Just like in Convergence 2010 Atlanta, also the Prague event venue disappointed me by not offering a free WiFi network for the conference attendees to use on their mobiles or laptops. I simply cannot comprehend why we still need to be struggling with such basic infrastructure requirements in the year 2010. I’d gladly pay 10 euros more for the ticket if it included a no-hassle access right to high quality wireless network for the duration of the conference. Acquiring hotel vouchers for WiFi feels almost like asking for your credit card details to get to the men’s room. The contrast between the “all in” cloud evangelism presented in Microsoft’s sessions and the reality that awaits the attendees when they step into the expo lounge should ring some bells in someone’s head. From what I heard, also the exhibitor stands were struggling with connectivity issues.

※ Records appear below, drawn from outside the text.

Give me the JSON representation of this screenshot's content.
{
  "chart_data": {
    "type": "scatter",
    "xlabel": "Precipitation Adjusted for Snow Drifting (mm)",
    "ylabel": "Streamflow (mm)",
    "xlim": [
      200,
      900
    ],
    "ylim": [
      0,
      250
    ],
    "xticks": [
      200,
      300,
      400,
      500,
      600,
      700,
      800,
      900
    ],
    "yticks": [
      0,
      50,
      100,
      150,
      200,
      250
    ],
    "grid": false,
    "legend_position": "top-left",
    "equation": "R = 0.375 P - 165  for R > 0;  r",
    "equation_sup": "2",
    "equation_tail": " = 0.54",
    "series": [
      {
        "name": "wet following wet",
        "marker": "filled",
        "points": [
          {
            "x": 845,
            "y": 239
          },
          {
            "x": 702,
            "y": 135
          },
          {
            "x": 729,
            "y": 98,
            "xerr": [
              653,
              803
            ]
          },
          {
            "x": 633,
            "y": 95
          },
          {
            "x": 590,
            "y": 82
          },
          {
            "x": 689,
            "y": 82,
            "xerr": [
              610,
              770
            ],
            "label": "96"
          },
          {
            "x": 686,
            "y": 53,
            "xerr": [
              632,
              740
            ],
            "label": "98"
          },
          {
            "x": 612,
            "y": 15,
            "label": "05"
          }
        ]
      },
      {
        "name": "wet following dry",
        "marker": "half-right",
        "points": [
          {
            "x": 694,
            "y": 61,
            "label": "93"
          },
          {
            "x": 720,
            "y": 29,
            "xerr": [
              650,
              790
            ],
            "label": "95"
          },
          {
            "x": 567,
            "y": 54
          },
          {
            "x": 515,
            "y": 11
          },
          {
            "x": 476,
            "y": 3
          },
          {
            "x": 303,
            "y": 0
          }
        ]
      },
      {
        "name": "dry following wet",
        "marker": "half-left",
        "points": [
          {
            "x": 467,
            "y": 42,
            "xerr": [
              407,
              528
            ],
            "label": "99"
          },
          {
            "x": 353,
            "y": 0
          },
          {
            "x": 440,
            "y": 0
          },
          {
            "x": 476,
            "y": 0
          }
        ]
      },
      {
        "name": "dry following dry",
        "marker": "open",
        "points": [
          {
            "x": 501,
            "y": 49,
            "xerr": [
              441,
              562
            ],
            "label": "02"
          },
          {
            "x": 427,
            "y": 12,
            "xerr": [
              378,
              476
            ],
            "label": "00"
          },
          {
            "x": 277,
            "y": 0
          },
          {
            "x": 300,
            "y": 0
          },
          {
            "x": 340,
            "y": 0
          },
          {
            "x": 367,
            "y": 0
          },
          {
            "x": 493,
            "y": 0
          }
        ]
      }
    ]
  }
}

As a result of not being connected during the event, I didn’t even bother trying to contribute into building a Twitter backchannel for the #CONV10 hashtag. One directional, SMS based status updates are hardly what it’s about, the whole point would have been in seeing what others were posting about the event and the session contents. This worked quite nicely during the US Convergence, which can probably be attributed to A) higher Twitter penetration and B) more local attendees with a working mobile data plan in Atlanta. Even though we all live in one big EU over here, mobile roaming with reasonable data charges is still merely a distant dream in Europe. No wonder the mobile apps market and innovation have shifted so heavily towards the States during the past few years.

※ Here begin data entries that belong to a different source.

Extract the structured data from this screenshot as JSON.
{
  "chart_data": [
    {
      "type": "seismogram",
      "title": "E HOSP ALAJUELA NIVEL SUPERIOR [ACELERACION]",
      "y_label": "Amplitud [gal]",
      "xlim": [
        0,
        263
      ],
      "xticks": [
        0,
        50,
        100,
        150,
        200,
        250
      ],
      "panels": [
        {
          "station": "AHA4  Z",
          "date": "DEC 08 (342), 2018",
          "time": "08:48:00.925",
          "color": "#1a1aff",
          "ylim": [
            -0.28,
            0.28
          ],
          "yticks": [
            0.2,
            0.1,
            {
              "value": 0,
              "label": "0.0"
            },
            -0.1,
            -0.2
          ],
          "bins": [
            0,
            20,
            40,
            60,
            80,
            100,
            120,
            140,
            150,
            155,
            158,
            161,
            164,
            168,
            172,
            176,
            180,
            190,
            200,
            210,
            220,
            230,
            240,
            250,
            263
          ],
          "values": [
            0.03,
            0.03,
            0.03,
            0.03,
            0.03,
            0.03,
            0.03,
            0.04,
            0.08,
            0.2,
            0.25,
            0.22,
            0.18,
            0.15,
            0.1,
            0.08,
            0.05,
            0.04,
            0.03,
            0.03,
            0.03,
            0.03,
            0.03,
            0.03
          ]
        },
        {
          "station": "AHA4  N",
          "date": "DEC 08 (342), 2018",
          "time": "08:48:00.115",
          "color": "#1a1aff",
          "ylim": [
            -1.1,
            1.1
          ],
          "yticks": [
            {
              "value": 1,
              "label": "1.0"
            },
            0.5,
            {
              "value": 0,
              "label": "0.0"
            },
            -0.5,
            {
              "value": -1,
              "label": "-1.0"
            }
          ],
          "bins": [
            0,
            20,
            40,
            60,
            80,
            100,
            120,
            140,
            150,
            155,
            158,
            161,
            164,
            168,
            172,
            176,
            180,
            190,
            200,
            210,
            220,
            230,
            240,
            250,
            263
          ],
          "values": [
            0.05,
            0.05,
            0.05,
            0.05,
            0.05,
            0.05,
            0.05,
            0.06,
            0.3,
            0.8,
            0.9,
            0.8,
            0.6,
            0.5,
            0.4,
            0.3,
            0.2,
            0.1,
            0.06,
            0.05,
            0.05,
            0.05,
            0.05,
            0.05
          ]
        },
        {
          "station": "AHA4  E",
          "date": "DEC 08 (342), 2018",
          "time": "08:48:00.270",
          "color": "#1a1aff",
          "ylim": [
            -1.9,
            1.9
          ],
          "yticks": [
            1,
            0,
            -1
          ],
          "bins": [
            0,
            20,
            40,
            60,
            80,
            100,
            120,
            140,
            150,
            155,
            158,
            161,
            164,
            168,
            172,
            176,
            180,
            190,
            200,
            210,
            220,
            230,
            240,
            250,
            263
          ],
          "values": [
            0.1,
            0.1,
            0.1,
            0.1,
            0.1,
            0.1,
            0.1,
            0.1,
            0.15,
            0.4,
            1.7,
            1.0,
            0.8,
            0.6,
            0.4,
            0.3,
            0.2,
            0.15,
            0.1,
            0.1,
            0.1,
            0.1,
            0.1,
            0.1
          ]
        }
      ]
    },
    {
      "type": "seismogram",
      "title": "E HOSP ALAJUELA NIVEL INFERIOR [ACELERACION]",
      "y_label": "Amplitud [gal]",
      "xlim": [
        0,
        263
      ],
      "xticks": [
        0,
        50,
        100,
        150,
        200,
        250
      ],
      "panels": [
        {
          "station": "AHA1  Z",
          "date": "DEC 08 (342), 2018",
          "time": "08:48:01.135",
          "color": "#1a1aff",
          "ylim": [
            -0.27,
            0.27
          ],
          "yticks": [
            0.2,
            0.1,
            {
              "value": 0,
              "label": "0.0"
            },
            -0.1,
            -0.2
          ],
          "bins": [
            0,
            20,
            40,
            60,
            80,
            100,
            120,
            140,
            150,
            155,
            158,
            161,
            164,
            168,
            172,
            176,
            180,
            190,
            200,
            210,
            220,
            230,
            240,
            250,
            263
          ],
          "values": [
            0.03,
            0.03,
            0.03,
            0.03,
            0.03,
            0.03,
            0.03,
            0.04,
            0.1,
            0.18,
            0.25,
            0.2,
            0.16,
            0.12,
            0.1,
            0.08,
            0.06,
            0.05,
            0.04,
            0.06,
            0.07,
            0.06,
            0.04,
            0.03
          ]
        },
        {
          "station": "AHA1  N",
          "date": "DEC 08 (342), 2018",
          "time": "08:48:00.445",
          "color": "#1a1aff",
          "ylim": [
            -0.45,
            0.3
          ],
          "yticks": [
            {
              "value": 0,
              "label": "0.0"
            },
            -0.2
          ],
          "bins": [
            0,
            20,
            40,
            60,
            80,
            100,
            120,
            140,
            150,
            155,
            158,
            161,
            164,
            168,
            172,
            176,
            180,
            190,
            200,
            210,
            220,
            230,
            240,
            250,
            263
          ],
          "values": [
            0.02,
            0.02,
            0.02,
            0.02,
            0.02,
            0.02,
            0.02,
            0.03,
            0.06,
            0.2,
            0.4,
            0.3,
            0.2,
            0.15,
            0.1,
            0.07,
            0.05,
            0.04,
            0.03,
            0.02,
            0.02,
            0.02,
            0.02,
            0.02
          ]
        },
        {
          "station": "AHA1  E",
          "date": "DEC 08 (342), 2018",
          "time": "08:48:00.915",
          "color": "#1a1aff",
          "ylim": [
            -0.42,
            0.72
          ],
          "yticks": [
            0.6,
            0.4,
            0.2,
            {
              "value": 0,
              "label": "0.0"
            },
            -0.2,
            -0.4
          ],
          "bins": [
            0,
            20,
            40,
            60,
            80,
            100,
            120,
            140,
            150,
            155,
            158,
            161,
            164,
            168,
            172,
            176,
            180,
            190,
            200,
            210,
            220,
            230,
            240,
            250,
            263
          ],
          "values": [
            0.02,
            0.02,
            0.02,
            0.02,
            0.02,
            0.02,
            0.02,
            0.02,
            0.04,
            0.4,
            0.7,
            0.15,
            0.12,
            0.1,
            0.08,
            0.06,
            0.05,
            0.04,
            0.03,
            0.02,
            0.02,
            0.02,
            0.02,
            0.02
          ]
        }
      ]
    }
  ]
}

Speaking of which, the first Windows Phone 7 devices were announced the week before Convergence, but we didn’t get to see much of them in action yet. While WP7 did allow the Redmond crowd to again make jokes about “that inferior mobile device” (no, not the one starting with W but the one with i…), the only live application I remember seeing run WP7 OS was the keynote demo of a custom app consisting of a flashy quantity scroller to adjust CRM (or was it the ERP) integer field values. As there’s no announcements of any official new mobile clients for CRM 2011, it will most likely be up to the ISV’s to leverage WP7 in their applications. Having said that, on the expo floor there was quite a number of of iPads being used in product demonstrations and I don’t see these getting replaced with your standard HTC running Windows Phone anytime soon…

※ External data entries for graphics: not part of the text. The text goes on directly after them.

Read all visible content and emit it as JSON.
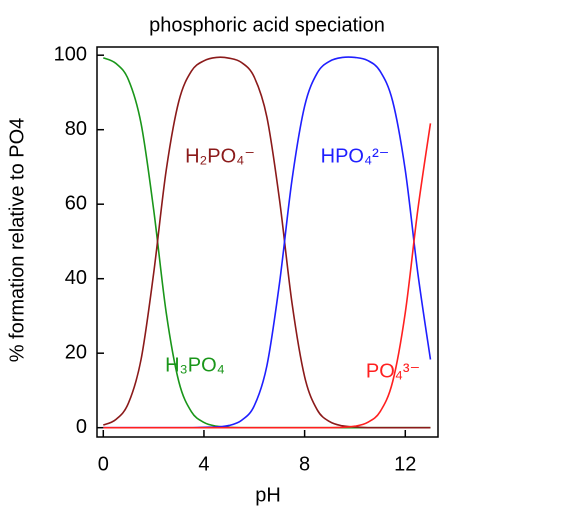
{
  "chart_data": {
    "type": "line",
    "title": "phosphoric acid speciation",
    "xlabel": "pH",
    "ylabel": "% formation relative to PO4",
    "x": [
      0,
      0.5,
      1,
      1.5,
      2,
      2.5,
      3,
      3.5,
      4,
      4.5,
      5,
      5.5,
      6,
      6.5,
      7,
      7.5,
      8,
      8.5,
      9,
      9.5,
      10,
      10.5,
      11,
      11.5,
      12,
      12.5,
      13
    ],
    "series": [
      {
        "name": "H₃PO₄",
        "color": "#1a961a",
        "values": [
          99.3,
          97.8,
          93.4,
          81.7,
          58.6,
          30.9,
          12.4,
          4.3,
          1.4,
          0.4,
          0.1,
          0,
          0,
          0,
          0,
          0,
          0,
          0,
          0,
          0,
          0,
          0,
          0,
          0,
          0,
          0,
          0
        ]
      },
      {
        "name": "H₂PO₄⁻",
        "color": "#8b1a1a",
        "values": [
          0.7,
          2.2,
          6.6,
          18.3,
          41.4,
          69.1,
          87.6,
          95.7,
          98.5,
          99.4,
          99.2,
          98.0,
          94.1,
          83.4,
          61.3,
          33.4,
          13.7,
          4.8,
          1.6,
          0.5,
          0.2,
          0,
          0,
          0,
          0,
          0,
          0
        ]
      },
      {
        "name": "HPO₄²⁻",
        "color": "#1f1fff",
        "values": [
          0,
          0,
          0,
          0,
          0,
          0,
          0,
          0,
          0.1,
          0.2,
          0.6,
          2.0,
          5.9,
          16.6,
          38.7,
          66.6,
          86.3,
          95.2,
          98.4,
          99.4,
          99.4,
          98.6,
          95.7,
          87.6,
          69.1,
          41.4,
          18.3
        ]
      },
      {
        "name": "PO₄³⁻",
        "color": "#ff2020",
        "values": [
          0,
          0,
          0,
          0,
          0,
          0,
          0,
          0,
          0,
          0,
          0,
          0,
          0,
          0,
          0,
          0,
          0,
          0,
          0,
          0.1,
          0.4,
          1.4,
          4.3,
          12.4,
          30.9,
          58.6,
          81.7
        ]
      }
    ],
    "xlim": [
      -0.25,
      13.3
    ],
    "ylim": [
      -2.5,
      102.2
    ],
    "xticks": [
      0,
      4,
      8,
      12
    ],
    "yticks": [
      0,
      20,
      40,
      60,
      80,
      100
    ]
  }
}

(Stop the press: Microsoft has said there will be integration between Windows Phone 7 and CRM Online. More details expected at the WP7 SMB launch events.)
Next April will again see the Convergence 2011 take place in Atlanta. If you ask me, I think the one day events arranged in EMEA offer only a “Convergence Lite” experience, which doesn’t really give enough room in the session agenda to go deeper into specific topics of interest, let alone to have more technical discussions. While the Dynamics CRM blogosphere, forums and tweeps do a great job in passing on information and facilitating discussions, there’s no way you can beat the real live events. Therefore, if you’re in the process of planning your travel budget for next year, be sure to include one trip to Atlanta in there.